I'm hungry but I won't admit it. I like the feeling of hunger. What can I have to keep it at bay? Should I visit my old friend, pro-ana chatroom?

3:30 pm
     I went to the chatroom and I have a plan. Try my hardest to get away without eating for breakfast. Eat only the lettuce in my salad at lunch with no dressing, that way I'm not wasting it. Every time I come home from school I'll put the rest of my lunch away. Eat as little dinner as I can get away with. Pick up running maybe?

     I haven't eaten anything all day and can probably get away with tomorrow as well. This is a great start, a two day fast. I'm currently 121 pounds. Disgusting. I want to reach at least 100 but my ultimate goal is 90 pounds. I can do this. Am I even trying to be skinny? This distracts me from self-harm thoughts. This is self-harm. It's not about being thin anymore. It's about being hungry.

6:30 pm
Ok, that's it, I have to do my homework. I'm going to do it now. I get up off my bed too fast and almost fall as the world spins. This is normal, right?

9:00 pm
I finish my presentation for history, gnawing on a stick of gum. I haven't had anything today except for a cup of tea, water, and gum. I'm proud of myself! Not even a crumb of food. I come into my room and I freeze when I see movement in Oliver's cage. Luckily, it's just him exploring and I let out the breath I'd been holding. I'm so jumpy.

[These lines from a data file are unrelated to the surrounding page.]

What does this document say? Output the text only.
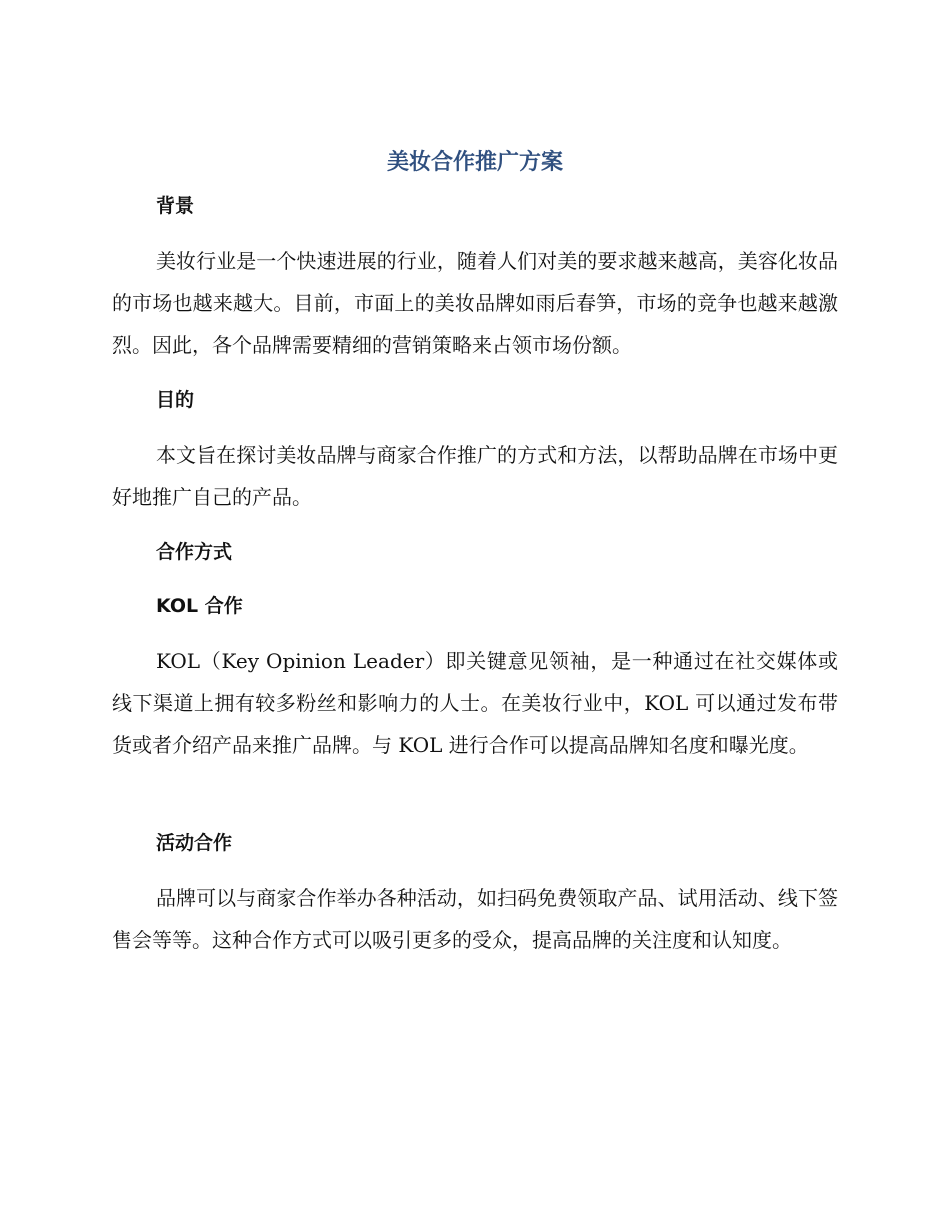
美妆合作推广方案
背景

美妆行业是一个快速进展的行业，随着人们对美的要求越来越高，美容化妆品的市场也越来越大。目前，市面上的美妆品牌如雨后春笋，市场的竞争也越来越激烈。因此，各个品牌需要精细的营销策略来占领市场份额。

目的

本文旨在探讨美妆品牌与商家合作推广的方式和方法，以帮助品牌在市场中更好地推广自己的产品。

合作方式
KOL 合作

KOL（Key Opinion Leader）即关键意见领袖，是一种通过在社交媒体或线下渠道上拥有较多粉丝和影响力的人士。在美妆行业中，KOL 可以通过发布带货或者介绍产品来推广品牌。与 KOL 进行合作可以提高品牌知名度和曝光度。

活动合作

品牌可以与商家合作举办各种活动，如扫码免费领取产品、试用活动、线下签售会等等。这种合作方式可以吸引更多的受众，提高品牌的关注度和认知度。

Oliver is actually exploring again! I'll try and feed him tomorrow for sure. Hopefully. Why do I commit to things again? I decide to settle down for the night and pull up some good stories. Let's do this.

10:30 pm
Ryan woke up and is coughing while my parents try to get him to sleep. Mom's been saying he's been coughing today and I wonder if he got it from me. I had been careful not to touch him but maybe it was before I knew I was sick. I wish I could take all his pain as my own. I hate it when he cries. It's sad.

There's a dull ache in my head, a tug on my eyelids, and the occasional growl from my stomach but I'd say I'm holding up pretty good. Sleeping would be nice but it's Saturday night and I have to wait 6 days for another one. Every time I sit up my head spins from my sickness so I decided to just lay down for a while.

I'm going to sleep. Until tomorrow. Stay safe. Ciao.